Inhibitors of regeneration in myelin, such as myelin-associated glycoprotein (MAG), play an important role in preventing regeneration after CNS injury. Elevation of cAMP, either with dibutyryl-cAMP (db-cAMP) or by priming with a variety of neurotrophins, overcomes inhibition by MAG and myelin. However, activation of cAMP is not generally regarded as a signaling pathway for neurotrophins. Here we show that the NGF-like neurotrophins overcome inhibition by MAG by activating tyrosine kinase receptors. We also show that activation of extracellular signal-regulated kinase (Erk) by BDNF is required to overcome inhibition by MAG, and that activated Erk transiently inhibits phosphodiesterase 4 (PDE4), the enzyme that hydrolyzes cAMP. Inhibition of PDE4 then allows cAMP to increase and so initiates the pathway to overcome inhibition. Furthermore, we also show that basal levels of Erk activation and basal cAMP levels contribute to the effects of db-cAMP by pushing the combined levels of cAMP above a threshold required to overcome inhibition. Together, these results not only show how NGF-like neurotrophins can elevate cAMP and overcome inhibition but also point to a novel mechanism of cross talk in neurons from the Erk to the cAMP signaling pathways.

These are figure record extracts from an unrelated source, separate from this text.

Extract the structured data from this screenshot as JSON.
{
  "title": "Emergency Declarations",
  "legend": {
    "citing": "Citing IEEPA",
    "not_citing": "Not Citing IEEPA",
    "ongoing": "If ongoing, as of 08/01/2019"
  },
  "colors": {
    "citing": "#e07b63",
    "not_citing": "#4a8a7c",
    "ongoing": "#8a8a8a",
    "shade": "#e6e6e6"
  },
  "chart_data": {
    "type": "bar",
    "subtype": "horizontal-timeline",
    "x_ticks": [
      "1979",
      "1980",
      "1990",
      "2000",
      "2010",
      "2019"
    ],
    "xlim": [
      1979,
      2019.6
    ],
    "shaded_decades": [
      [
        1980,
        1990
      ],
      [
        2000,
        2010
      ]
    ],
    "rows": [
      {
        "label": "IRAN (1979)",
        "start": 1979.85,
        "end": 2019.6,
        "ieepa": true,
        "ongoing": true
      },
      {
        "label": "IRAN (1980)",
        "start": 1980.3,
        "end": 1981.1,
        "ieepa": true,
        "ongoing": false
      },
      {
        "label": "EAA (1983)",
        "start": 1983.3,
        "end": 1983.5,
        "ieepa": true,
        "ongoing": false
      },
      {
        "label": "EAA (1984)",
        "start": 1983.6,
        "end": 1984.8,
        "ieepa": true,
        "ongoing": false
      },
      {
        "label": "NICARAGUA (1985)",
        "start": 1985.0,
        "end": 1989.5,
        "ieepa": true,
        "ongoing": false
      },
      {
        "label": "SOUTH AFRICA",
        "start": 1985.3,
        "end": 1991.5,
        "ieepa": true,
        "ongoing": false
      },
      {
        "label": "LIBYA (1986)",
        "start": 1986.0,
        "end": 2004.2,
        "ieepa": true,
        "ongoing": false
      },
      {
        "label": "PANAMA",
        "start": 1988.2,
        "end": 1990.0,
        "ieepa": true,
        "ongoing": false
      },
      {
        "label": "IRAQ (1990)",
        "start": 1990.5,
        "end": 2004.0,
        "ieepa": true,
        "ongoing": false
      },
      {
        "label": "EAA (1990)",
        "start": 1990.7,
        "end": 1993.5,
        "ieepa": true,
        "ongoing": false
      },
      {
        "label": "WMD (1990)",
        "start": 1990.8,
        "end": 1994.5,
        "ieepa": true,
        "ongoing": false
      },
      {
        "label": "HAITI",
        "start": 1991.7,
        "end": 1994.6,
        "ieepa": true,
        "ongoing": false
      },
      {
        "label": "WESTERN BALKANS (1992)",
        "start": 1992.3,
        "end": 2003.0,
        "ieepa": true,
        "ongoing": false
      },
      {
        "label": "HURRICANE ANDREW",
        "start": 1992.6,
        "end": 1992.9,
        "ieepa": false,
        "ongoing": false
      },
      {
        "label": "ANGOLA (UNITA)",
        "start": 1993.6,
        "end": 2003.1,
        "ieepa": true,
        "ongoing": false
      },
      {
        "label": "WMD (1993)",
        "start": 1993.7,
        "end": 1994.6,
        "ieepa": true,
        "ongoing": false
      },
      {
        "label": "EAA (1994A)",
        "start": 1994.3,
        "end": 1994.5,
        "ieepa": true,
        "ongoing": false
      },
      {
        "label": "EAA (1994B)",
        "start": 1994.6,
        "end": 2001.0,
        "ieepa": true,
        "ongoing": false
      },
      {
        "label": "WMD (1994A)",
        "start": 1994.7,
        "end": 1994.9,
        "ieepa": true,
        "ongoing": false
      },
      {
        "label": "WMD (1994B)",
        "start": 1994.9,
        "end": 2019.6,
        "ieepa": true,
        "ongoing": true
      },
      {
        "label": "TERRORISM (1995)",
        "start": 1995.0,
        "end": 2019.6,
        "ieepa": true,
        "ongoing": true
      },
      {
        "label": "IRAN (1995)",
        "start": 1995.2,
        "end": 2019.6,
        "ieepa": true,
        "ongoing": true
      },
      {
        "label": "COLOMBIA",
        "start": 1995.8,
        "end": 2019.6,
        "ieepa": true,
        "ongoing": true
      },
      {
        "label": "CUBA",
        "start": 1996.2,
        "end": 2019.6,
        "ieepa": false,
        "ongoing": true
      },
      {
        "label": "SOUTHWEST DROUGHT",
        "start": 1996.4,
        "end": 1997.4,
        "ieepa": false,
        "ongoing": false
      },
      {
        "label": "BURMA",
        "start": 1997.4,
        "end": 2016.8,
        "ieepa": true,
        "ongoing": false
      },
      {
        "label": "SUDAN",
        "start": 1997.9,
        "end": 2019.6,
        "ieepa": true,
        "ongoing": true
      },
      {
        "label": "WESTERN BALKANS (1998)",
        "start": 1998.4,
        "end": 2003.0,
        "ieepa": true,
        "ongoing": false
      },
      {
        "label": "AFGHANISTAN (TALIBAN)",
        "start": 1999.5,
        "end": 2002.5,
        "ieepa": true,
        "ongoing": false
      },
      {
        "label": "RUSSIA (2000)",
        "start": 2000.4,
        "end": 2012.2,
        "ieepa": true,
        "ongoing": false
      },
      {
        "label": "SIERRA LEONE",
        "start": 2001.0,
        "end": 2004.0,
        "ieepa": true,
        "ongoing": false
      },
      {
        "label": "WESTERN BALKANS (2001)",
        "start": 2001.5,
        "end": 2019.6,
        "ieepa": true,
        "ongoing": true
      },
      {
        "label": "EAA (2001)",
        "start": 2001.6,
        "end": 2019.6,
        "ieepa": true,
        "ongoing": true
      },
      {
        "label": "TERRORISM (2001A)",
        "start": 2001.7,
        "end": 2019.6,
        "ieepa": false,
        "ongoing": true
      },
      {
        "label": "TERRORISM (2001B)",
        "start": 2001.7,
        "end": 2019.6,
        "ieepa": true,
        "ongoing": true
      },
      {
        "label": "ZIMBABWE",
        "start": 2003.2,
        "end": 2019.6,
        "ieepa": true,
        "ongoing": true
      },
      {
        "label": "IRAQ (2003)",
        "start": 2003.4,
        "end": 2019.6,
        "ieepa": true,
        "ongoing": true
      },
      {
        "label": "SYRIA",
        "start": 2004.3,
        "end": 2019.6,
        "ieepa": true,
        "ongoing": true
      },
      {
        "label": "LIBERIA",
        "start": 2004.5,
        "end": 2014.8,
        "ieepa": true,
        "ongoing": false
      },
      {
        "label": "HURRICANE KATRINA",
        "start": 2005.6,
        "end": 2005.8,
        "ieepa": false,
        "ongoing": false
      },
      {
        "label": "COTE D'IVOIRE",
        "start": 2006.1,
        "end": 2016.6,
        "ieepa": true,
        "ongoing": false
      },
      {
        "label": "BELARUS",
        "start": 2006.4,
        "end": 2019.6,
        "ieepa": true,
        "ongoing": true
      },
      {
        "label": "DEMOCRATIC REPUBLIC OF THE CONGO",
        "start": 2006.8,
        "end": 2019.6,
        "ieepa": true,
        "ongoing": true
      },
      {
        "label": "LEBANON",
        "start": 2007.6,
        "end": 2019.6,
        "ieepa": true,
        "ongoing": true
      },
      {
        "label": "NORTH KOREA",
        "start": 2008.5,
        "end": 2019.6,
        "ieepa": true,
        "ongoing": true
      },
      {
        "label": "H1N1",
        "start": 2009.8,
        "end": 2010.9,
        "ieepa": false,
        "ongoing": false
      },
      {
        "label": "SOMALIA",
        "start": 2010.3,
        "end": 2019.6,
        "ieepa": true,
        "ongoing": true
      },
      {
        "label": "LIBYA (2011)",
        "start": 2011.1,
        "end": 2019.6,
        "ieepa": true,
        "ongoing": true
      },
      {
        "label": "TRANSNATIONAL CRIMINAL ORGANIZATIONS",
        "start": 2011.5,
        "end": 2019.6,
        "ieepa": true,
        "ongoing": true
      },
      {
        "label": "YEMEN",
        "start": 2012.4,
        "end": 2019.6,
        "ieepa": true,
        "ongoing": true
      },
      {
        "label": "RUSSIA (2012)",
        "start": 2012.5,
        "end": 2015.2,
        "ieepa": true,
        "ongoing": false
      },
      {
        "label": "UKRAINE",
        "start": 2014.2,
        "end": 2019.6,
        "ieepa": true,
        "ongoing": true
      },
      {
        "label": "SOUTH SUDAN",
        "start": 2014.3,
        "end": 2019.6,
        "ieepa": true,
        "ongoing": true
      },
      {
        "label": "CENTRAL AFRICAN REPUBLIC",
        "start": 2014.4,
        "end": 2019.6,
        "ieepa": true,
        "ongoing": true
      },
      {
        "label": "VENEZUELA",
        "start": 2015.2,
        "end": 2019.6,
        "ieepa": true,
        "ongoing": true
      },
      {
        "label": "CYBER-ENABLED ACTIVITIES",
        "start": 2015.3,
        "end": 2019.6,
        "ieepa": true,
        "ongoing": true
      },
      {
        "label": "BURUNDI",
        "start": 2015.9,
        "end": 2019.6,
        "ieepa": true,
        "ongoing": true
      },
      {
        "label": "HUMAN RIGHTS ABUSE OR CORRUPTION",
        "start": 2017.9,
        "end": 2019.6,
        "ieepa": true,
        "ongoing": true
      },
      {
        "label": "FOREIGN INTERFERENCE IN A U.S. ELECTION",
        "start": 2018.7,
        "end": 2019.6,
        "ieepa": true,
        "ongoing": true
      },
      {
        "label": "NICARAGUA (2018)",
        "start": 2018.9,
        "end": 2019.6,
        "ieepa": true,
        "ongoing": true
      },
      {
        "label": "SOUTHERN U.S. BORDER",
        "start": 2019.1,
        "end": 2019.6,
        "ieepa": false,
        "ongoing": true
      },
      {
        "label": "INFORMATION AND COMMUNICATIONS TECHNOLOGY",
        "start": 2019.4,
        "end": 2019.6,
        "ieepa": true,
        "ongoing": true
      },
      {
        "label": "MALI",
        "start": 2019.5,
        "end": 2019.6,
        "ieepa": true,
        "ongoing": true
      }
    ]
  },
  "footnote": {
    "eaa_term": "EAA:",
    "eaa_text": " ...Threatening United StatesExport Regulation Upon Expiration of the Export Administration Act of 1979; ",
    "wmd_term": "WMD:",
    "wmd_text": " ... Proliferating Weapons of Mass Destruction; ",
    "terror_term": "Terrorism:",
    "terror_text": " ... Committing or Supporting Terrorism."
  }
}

Arginase I and polyamines act downstream from cyclic AMP in overcoming inhibition of axonal growth MAG and myelin in vitro.

Elevation of cAMP can overcome myelin inhibitors to encourage regeneration of the CNS. We show that a consequence of elevated cAMP is the synthesis of polyamines, resulting from an up-regulation of Arginase I, a key enzyme in their synthesis. Inhibiting polyamine synthesis blocks the cAMP effect on regeneration. Either over-expression of Arginase I or exogenous polyamines can overcome inhibition by MAG and by myelin in general. While MAG/myelin support the growth of young DRG neurons, they become inhibitory as DRGs mature. Endogenous Arginase I levels are high in young DRGs but drop spontaneously at an age that coincides with the switch from promotion to inhibition by MAG/myelin. Over-expressing Arginase I in maturing DRGs blocks that switch. Arginase I and polyamines are more specific targets than cAMP for intervention to encourage regeneration after CNS injury.